Digitalisation and democratisation

How does technology actually affect our societies?

Most people realise how important technology is for the development of our societies, but how does digitalisation actually affect the major issues in a democracy? The opportunities now available for people who want to have their voice heard combined with the new abundance of information have already had a major impact. We had a chat with Anna Thörnlund, Business Area Manager at Softronic, who has a lot to say on this subject.

Digitalisation gives everyone a voice

Ever since the democratic society emerged, there have been two main obstacles that have stood in the way of its continued development into a freer and more equal society:
“The first obstacle is that we, as citizens, have had little opportunity to express our opinions and make ourselves heard,” says Anna Thörnlund. “Social platforms have played a major role in giving the ordinary person a voice. So even though it may seem that loud minorities with extreme views appear to dominate at times, there are many positives from our ability to communicate directly with those in power and the general public.”

“If you have an Instagram account and are able to express yourself, you can now have an influence in a way that used to be reserved for those with a large PR or advertising budget,” says Anna.

“And similarly, consumer review platforms allow us to publicly review a company’s products and services. This gives us, the consumers, greater power to influence the range and design of products than we might ever have had before.”

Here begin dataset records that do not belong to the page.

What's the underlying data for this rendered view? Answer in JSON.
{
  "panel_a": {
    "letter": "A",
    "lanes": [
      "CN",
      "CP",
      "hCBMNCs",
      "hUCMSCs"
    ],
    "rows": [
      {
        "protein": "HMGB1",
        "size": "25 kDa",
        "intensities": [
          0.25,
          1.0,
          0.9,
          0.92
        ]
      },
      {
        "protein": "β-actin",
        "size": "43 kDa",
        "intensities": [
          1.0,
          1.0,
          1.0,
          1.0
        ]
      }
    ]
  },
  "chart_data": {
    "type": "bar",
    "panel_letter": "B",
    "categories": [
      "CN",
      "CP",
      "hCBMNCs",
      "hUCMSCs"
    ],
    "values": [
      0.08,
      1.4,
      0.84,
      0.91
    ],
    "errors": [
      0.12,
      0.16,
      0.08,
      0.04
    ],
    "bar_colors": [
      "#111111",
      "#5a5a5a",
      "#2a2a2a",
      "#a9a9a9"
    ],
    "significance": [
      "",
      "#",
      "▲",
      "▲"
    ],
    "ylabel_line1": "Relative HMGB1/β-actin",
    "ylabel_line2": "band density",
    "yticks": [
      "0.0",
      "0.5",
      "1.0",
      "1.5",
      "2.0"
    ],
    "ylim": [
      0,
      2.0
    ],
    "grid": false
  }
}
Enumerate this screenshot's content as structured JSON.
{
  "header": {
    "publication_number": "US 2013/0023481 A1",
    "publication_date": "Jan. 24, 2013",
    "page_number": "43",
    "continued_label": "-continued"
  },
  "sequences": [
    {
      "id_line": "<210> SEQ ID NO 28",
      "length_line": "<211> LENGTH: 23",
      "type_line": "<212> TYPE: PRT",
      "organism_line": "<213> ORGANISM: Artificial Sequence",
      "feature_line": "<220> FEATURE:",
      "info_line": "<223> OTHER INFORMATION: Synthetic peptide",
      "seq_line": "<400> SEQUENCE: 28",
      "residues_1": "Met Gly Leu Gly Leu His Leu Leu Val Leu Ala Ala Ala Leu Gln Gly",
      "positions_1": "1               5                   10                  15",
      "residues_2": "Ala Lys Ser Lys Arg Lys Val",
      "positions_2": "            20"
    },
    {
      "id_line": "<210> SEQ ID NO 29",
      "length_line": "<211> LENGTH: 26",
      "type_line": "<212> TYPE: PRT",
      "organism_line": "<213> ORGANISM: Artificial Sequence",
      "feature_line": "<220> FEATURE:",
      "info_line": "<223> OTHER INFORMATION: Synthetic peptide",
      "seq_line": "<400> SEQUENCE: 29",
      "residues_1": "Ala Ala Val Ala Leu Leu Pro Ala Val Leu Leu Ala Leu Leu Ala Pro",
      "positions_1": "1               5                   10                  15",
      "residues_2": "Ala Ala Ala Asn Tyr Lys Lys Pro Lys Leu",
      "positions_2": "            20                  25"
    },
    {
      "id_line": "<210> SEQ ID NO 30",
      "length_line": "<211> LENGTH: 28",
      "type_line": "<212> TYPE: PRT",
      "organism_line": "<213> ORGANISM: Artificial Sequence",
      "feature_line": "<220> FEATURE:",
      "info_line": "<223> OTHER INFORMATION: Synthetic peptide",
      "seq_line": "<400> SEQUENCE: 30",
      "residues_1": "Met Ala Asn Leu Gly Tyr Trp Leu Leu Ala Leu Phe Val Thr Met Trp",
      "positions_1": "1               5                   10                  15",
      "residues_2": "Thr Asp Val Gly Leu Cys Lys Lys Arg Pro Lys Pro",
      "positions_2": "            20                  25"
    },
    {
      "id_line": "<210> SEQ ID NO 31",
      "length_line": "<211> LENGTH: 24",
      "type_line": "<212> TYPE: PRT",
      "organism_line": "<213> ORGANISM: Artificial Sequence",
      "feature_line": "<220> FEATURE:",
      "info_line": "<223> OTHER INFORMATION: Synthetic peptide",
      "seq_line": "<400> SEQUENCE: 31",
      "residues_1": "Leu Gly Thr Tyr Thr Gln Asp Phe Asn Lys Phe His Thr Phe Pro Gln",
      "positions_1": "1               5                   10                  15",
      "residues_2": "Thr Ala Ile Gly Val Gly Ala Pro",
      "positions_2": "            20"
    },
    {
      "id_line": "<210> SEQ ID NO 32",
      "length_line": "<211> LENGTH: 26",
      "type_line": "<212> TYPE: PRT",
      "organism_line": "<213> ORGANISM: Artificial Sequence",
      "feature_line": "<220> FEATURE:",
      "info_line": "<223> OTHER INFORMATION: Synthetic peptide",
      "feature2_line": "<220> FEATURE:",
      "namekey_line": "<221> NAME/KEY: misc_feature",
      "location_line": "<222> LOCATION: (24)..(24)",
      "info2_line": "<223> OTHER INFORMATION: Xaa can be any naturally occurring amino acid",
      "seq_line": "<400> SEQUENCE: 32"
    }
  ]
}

Everyone receives perfect information

The second major obstacle to democracy, where digitalisation has had a big impact, is access to information:
“You can now look up virtually all public information using a search function, which makes it easier for us as citizens to protect our own interests and gain access to important social functions,” says Anna. “For example, now that we have access to all our medical records, it’s much easier for us to take control of our own healthcare and be more proactive. And 25 years ago it was unthinkable for us to do our banking ourselves. But the advent of online banking has given us far more opportunities to analyse and control our own personal finances.”

“Another good example of the democratisation of information is the way that the Swedish Tax Agency has built up its e-services,” says Anna. “Their approach was clearly to make it easier for taxpayers to do the right thing. This is obvious not only from the intuitive functions, for example, for tax returns, but also from the language they use, which is now more accessible with much less jargon than before,” continues Anna.

“This is also where the new AI technology also plays a very important role,” says Anna. “For example, chatbots can help us find the information we need, which makes it easier for us to take informed decisions about our lives, whether they are minor or major decisions.”

“It’s such great motivation to be working with digital solutions in a way that makes life easier for people and companies. For me, it’s quite clear that digitalisation contributes to a greater democratisation of society, and for me this is what GoodTech is all about,” concludes Anna.